UASt regulatory sequences drive expression of an inverted repeat.
Expression of Sam-SKK107709 under the control of Scer\GAL4esg-NP5130 together for tubGal80[ts] to bypass the developmental stage or with also the Scer\GAL80Su(H).GBE added for intestinal stem cell-specific knock-down, results in significantly reduced number of proliferating (EdU+) cells in the adult midgut. The Scer\GAL4esg-NP5130-driven knock-down of Sam-S also prevents the increase in cell division observed upon refeeding and results in reduced number of enteroblasts (but not intestinal stem cells) in the posterior midgut epithelium.
Expression of Sam-SKK107709 under Scer\GAL4GMR11F02 leads to a marked reduction in the number of mitotic (pH3+) cells in the third instar larval wing disc and results in practically complete wing loss (only severely deformed little stumps remain) in adult flies. Scer\GAL4nos.PG-controlled expression (with UAS-Dicer2 to enhance RNAi efficacy) induces loss of germline stem cells in female germaria, as compared to controls.

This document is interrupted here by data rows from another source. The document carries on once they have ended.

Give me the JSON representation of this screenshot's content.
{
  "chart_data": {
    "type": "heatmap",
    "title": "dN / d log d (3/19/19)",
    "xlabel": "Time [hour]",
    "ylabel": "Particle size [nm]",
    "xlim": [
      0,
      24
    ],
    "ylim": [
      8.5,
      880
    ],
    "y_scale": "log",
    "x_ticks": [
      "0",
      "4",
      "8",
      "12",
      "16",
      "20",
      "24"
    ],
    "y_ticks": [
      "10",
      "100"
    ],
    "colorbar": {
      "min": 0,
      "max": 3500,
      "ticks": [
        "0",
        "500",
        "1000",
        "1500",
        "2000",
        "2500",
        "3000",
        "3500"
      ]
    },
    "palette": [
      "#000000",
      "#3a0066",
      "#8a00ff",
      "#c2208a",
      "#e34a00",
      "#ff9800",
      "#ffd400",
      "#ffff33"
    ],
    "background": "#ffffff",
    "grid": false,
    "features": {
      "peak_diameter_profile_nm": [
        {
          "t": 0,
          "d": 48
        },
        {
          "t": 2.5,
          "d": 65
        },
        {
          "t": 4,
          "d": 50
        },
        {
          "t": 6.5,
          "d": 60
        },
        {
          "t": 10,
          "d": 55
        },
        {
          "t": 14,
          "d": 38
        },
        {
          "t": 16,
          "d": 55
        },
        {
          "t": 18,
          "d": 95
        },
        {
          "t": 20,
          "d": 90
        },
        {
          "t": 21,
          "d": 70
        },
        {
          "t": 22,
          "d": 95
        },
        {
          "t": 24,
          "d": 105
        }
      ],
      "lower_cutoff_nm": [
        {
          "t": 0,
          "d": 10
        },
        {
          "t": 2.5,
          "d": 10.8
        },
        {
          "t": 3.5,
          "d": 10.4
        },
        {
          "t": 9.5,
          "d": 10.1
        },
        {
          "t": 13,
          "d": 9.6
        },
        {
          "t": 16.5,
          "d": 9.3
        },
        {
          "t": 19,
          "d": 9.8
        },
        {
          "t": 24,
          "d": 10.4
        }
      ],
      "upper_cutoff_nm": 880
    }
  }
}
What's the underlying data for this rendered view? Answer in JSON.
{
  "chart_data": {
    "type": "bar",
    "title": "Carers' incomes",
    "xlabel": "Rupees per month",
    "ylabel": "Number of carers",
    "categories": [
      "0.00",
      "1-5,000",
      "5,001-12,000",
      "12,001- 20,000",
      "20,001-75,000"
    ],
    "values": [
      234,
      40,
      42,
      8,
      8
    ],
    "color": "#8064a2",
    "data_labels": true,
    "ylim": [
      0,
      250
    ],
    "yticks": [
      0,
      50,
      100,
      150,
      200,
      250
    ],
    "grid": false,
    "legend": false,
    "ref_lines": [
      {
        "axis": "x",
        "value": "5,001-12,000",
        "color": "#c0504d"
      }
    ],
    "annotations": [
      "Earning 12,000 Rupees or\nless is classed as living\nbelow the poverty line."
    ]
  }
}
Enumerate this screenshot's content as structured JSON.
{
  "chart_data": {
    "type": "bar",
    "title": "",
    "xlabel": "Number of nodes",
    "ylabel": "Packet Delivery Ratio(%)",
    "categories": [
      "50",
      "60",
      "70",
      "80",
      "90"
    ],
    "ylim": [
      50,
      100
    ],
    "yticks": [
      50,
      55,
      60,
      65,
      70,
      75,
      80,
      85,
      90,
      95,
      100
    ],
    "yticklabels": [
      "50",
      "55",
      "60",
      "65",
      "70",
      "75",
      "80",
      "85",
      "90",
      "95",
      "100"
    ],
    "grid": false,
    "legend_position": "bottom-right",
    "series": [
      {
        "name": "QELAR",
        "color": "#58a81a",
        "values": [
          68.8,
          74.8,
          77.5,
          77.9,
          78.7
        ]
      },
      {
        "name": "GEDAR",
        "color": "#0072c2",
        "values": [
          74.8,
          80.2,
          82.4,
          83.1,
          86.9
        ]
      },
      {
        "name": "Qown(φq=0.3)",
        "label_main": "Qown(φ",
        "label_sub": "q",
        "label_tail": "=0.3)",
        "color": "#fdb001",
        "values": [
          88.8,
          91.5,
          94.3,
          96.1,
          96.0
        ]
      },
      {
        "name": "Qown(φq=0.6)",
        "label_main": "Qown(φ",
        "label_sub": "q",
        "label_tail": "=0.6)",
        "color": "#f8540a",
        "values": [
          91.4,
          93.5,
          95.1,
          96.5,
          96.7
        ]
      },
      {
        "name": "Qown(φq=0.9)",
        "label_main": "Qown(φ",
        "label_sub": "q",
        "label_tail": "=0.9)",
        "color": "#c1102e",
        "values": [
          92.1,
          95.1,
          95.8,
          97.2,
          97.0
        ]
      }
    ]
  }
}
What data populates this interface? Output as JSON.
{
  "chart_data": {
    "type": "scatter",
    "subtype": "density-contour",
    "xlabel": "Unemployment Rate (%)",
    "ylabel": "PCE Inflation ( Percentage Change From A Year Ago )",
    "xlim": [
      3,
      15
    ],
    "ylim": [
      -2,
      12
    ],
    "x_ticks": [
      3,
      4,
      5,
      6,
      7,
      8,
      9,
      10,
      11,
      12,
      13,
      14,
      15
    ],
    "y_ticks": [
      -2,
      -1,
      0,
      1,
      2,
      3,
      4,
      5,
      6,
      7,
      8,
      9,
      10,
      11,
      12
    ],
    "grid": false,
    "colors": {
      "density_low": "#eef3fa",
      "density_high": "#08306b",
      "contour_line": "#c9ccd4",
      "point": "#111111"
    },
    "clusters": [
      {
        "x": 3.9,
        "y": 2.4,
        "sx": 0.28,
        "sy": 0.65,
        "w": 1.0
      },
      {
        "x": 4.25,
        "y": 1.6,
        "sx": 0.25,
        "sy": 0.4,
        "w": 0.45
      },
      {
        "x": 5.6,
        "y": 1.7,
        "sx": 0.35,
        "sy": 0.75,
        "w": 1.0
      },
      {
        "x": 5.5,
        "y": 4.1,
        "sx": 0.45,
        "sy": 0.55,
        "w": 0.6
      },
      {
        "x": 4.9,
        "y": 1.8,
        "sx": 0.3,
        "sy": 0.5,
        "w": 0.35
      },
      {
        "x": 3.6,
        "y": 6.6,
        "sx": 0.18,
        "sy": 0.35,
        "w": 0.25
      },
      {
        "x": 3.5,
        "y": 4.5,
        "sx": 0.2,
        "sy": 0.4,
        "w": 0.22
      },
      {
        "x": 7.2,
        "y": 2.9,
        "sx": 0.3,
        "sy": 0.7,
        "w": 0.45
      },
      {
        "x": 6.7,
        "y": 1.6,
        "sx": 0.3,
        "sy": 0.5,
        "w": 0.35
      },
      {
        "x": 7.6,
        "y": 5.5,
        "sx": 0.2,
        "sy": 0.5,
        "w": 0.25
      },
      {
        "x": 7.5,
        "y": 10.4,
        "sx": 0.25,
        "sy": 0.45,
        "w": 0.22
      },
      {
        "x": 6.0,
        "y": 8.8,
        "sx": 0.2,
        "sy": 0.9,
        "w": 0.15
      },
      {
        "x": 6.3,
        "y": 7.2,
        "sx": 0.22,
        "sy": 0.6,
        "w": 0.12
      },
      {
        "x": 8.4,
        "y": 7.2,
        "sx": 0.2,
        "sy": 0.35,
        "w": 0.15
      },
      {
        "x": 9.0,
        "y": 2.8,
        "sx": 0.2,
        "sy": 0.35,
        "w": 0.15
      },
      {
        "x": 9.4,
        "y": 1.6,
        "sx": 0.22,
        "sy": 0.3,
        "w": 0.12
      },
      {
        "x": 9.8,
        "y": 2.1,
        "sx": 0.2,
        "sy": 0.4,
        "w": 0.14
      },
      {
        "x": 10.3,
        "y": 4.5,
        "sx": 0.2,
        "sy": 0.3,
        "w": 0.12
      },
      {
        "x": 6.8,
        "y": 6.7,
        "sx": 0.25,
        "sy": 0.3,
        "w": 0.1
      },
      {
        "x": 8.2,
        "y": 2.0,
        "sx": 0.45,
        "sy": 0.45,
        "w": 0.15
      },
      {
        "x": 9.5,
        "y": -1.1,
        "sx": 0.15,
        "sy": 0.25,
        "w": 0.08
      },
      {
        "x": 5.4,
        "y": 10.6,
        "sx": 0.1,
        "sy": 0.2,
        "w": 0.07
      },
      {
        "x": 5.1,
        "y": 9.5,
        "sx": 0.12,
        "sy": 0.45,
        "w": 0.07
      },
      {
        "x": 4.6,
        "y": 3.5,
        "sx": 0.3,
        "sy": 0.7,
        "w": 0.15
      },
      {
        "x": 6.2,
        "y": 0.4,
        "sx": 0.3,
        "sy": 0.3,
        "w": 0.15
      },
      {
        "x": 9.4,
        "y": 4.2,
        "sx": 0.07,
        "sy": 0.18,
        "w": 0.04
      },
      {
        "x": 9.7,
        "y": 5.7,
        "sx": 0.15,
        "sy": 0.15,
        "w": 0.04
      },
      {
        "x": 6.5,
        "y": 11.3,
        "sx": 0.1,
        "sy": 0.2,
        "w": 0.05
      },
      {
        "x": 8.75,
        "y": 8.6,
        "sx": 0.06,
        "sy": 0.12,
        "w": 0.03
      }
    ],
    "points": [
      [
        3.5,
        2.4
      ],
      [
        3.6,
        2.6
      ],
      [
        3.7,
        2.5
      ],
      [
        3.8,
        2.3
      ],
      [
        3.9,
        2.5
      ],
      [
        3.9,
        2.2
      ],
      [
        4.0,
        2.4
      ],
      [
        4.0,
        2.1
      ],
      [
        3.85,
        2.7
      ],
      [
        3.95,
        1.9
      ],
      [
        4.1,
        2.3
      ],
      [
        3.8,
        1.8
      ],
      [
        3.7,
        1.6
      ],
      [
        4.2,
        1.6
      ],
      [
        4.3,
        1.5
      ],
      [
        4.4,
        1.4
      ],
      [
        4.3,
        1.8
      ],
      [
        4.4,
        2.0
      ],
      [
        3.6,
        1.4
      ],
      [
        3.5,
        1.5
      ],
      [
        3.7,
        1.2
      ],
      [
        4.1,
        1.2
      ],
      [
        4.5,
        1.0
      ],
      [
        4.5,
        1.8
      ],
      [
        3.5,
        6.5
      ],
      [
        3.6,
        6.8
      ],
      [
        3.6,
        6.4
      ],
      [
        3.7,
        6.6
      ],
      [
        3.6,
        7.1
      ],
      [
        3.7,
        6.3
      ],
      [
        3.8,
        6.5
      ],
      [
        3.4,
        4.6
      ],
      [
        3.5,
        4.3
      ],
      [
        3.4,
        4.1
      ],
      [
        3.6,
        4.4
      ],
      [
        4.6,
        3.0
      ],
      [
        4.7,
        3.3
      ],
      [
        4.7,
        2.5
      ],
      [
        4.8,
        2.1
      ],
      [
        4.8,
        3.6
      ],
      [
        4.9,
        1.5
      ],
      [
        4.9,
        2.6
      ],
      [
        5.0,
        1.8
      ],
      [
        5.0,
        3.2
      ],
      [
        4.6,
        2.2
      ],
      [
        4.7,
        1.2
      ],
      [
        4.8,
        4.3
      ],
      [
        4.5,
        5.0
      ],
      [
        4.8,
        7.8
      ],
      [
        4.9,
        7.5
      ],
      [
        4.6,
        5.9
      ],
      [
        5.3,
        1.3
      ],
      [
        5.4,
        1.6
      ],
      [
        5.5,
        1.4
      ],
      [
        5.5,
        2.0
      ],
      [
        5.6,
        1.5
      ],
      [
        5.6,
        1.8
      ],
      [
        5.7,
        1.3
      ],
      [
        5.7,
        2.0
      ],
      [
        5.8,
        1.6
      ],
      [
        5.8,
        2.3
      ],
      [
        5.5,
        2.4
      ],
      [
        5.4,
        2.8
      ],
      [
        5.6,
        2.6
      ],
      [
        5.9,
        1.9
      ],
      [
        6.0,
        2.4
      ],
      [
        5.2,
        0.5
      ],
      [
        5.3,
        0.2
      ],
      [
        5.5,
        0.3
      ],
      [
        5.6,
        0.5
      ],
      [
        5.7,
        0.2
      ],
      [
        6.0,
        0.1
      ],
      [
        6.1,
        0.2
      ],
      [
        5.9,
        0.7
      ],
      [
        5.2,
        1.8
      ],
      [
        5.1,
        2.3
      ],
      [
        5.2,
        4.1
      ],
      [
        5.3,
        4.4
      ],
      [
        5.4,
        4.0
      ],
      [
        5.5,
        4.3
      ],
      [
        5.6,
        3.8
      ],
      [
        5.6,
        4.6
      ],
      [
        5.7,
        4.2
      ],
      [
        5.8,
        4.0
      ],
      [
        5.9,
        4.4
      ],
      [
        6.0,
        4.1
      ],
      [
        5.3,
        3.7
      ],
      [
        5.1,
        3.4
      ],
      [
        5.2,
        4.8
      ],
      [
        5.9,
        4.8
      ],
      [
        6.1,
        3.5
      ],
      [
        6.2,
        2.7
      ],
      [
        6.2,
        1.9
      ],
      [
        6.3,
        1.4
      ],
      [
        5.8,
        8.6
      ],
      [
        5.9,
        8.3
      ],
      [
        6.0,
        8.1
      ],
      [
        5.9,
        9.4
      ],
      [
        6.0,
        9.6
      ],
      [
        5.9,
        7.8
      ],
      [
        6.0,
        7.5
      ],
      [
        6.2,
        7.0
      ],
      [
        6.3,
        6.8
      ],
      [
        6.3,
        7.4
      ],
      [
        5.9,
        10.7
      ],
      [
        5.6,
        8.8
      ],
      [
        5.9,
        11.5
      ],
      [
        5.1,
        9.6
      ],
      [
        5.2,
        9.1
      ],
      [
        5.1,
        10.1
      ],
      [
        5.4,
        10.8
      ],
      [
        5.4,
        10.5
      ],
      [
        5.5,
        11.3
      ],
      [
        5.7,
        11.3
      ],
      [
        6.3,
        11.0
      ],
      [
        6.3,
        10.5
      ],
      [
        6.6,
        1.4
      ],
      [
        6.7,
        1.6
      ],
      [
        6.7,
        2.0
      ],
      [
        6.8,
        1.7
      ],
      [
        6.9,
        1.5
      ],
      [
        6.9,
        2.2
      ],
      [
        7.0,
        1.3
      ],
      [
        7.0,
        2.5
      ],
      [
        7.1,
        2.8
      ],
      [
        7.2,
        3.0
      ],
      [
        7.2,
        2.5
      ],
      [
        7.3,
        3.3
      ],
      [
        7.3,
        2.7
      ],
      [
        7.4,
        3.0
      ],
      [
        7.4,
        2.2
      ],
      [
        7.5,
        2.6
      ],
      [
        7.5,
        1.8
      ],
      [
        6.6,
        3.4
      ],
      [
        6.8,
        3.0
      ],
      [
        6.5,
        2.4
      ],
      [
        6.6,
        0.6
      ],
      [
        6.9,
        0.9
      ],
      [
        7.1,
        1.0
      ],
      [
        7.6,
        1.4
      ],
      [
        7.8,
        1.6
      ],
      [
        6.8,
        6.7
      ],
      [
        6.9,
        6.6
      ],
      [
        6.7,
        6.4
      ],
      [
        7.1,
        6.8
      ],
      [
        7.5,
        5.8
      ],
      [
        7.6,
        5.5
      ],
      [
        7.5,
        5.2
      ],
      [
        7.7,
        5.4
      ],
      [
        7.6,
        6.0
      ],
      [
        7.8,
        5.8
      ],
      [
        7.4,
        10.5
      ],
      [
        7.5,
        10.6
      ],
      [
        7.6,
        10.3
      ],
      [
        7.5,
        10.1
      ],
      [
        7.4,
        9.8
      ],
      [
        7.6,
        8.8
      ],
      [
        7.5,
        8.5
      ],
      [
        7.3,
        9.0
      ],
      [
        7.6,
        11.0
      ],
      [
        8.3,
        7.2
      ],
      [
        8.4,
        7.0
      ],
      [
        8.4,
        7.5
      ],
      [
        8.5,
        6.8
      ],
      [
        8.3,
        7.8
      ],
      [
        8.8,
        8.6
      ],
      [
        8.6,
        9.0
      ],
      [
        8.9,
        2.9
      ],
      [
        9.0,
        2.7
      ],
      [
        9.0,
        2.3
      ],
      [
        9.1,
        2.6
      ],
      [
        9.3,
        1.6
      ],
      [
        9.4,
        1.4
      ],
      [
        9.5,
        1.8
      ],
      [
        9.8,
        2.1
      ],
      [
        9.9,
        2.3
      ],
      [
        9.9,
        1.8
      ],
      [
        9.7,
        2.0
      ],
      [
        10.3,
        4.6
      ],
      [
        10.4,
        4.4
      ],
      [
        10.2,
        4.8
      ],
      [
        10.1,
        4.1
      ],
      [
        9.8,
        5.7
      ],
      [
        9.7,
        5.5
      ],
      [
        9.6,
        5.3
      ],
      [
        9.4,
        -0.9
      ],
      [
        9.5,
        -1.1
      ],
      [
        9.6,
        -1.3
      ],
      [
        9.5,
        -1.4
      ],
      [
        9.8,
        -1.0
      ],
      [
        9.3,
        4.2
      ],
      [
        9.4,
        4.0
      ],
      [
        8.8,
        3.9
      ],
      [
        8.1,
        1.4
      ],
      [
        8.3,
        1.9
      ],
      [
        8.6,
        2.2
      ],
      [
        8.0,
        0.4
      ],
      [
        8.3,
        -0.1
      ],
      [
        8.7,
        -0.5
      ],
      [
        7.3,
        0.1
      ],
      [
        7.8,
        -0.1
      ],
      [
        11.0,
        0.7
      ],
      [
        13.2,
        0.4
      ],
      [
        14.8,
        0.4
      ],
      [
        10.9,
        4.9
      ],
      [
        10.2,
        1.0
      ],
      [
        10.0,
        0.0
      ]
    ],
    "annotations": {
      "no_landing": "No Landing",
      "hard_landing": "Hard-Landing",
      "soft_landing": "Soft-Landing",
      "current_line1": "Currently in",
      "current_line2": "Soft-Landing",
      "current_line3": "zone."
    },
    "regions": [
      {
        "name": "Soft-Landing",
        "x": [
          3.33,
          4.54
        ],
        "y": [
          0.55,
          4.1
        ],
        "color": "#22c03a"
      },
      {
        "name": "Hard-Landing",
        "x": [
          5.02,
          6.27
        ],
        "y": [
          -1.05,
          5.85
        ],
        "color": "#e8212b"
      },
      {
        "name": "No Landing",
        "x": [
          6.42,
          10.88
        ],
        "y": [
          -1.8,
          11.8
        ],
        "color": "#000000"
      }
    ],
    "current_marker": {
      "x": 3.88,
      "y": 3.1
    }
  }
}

Individuals expressing Sam-SKK107709 under the control of Scer\GAL4fat or under the combined control of Scer\GAL4αTub84B.Switch.PK and RU486 treatment are short lived compared to controls.
SamsKK107709, Scer\GAL4NP5130 is a suppressor of increased occurrence of cell division | adult stage phenotype of InRA1325D.UAS, Scer\GAL4NP5130
SamsKK107709, Scer\GAL4NP5130 is a suppressor of adult midgut phenotype of InRA1325D.UAS, Scer\GAL4NP5130
The increase in the number of proliferating (EdU+) cells observed in the posterior midgut of adult flies upon expression of InRA1325D.Scer\UAS driven by Scer\GAL4esg-NP5130 (combined with Gal80[ts] for temporal control) is completely abolished by co-expression of Sam-SKK107709.